Animal Crossing: Pocket Camp Review
- Name: Animal Crossing: Pocket Camp
- Developer: Nintendo
- Genre: Simulation
- Price: Free, with IAPs
- Installed size: 333 mb
- Best played in short-medium sessions
- Connection issues & minor bugs experienced
- Playable Offline: No
What is Animal Crossing: Pocket Camp
Animal Crossing: Pocket Camp is the latest entry in Nintendo’s Animal Crossing franchise of virtual village simulation games. Players in Pocket Camp are tasked decorating a campsite by crafting different pieces of furniture and decorations. They obtain materials by doing tasks for the characters they encounter in the game. Tasks are as simple as giving a character an apple that you can get by shaking a tree. As a reward you get bells (basic currency), crafting materials, and your relationship with that character improves. If your relationship is high enough and you have the right decorations, that character can be invited to visit your camp.
Players will meet characters in the game’s four primary locations. Players can also gather fruit, fish, collect bugs, and pick up seashells at these locations. Beyond these activities, players can visit the market and buy new items to help customize their characters and upgrade or customize their camper.
Animal Crossing: Pocket Camp is a game that feels hollow. While there is definitely the potential for a good game here, it’s hampered by an extremely simple gameplay cycle. In Pocket Camp players will visit a character, befriend that character by completing simple tasks, build furniture to attract that character to their camp, and then repeat that cycle with the next character. There’s no increase in difficulty, there’s no increase in rewards, and there’s no real incentive to keep playing the game beyond leveling up and unlocking more stuff to craft. While previous Animal Crossing games had a sense of discovery, Pocket Camp feels like a grind.
While the game does feel hollow, it’s not all bad. This is a game that still has a lot of the charm present in previous Animal Crossing games. The characters you encounter are all cute, there’s plenty of randomly funny dialog, and the series’ art style translates well to mobile. While it doesn’t quite have the robust social features or variety of decorations of a game like Home Street, Pocket Camp does sport a wide variety of decorations and more social features than most Nintendo games.

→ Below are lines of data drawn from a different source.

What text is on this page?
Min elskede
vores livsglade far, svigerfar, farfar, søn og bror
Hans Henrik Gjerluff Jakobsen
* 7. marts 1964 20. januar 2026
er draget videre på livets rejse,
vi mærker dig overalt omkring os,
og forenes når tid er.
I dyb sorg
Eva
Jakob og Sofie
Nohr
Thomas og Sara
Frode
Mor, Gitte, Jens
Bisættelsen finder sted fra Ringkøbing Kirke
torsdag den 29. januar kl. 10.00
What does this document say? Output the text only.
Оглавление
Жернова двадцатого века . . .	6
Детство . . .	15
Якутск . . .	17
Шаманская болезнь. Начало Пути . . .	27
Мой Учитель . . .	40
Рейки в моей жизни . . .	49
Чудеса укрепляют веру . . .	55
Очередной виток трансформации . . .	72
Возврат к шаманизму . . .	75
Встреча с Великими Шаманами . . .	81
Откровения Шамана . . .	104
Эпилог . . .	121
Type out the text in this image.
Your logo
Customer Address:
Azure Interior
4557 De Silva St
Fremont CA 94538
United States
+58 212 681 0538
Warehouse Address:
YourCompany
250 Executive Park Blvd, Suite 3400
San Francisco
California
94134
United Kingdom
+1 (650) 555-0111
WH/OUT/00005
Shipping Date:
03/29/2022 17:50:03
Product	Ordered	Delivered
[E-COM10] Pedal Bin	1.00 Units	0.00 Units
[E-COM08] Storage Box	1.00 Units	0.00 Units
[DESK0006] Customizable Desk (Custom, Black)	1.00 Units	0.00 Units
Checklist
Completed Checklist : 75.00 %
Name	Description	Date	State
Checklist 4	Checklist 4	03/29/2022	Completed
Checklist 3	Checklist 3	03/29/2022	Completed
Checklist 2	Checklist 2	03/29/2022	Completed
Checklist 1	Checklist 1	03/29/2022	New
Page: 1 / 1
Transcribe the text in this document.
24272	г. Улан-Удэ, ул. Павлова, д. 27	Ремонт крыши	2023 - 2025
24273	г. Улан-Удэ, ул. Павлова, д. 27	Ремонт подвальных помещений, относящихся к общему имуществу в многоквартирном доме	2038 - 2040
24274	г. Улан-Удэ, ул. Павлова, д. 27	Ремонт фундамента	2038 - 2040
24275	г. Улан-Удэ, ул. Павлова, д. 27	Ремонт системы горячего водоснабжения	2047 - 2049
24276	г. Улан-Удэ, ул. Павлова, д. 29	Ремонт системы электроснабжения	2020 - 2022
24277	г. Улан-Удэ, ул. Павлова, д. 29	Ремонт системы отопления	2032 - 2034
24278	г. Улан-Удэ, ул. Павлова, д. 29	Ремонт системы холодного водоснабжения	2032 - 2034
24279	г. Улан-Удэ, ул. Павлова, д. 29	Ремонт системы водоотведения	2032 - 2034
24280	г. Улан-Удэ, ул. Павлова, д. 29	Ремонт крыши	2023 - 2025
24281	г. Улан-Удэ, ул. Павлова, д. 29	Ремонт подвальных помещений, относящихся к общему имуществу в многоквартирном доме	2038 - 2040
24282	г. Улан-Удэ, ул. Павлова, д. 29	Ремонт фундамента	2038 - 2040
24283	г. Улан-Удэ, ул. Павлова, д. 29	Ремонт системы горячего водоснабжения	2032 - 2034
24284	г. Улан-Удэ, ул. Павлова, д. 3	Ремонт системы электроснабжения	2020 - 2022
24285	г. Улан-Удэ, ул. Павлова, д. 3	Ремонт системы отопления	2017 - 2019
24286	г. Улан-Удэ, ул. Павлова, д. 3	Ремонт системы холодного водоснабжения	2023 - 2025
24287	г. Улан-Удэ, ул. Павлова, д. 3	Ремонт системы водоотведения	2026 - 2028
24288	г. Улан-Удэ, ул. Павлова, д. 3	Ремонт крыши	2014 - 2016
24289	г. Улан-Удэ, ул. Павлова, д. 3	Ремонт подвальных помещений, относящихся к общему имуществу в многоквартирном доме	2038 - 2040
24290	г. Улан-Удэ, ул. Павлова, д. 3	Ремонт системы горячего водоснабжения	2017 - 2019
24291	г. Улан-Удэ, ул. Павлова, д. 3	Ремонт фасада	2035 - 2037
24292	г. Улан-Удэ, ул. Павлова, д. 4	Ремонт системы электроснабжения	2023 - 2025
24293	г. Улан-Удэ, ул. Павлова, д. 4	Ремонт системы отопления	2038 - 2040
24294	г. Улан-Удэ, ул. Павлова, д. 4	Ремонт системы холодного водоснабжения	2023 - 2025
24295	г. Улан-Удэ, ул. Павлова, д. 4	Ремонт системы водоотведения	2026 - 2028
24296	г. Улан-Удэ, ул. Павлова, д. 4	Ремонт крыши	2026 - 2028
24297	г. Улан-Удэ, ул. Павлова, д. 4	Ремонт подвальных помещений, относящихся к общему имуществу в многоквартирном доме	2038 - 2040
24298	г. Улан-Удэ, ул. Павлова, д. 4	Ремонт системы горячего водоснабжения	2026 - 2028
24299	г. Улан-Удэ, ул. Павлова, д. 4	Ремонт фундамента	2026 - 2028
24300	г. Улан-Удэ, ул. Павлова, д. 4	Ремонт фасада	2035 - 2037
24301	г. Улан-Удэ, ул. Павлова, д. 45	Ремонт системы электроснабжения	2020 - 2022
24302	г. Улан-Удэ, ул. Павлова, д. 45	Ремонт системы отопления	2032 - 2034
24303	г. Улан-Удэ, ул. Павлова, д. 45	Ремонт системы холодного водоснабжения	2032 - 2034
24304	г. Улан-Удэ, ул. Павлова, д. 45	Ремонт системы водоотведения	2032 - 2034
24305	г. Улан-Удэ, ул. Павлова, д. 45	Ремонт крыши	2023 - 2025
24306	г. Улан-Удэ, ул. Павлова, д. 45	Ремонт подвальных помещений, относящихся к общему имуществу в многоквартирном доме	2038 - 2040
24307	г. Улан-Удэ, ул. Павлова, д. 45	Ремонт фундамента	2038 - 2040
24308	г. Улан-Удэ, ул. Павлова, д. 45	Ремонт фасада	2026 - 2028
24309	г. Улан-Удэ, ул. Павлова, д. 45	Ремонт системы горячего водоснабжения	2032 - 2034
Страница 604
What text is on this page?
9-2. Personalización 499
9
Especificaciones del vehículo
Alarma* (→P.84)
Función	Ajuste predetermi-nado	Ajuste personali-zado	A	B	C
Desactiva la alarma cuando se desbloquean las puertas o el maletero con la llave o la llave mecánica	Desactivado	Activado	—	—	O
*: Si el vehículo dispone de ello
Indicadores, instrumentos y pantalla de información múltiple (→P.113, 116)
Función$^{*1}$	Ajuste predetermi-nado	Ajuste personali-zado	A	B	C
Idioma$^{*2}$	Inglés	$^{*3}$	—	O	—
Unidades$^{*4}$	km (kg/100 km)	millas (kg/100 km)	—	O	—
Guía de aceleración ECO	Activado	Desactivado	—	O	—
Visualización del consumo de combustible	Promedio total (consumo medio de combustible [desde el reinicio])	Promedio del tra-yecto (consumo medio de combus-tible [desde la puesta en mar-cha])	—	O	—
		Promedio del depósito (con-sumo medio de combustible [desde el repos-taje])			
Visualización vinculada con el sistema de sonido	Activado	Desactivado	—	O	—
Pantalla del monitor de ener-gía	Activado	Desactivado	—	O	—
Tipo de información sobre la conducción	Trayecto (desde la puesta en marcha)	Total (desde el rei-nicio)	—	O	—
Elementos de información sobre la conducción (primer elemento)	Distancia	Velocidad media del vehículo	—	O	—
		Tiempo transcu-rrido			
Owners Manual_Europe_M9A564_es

If you go into this game anticipating the same Animal Crossing experience you’ve come to expect from the series’ portable and console entries, you will be disappointed. There is no doubt that Pocket Camp is Animal Crossing stripped down to the basics. That being said, if you’re looking for a mobile game that captures the aesthetics of Animal Crossing and simplifies the experience while maintaining the charm of the various animals you encounter, Pocket Camp delivers.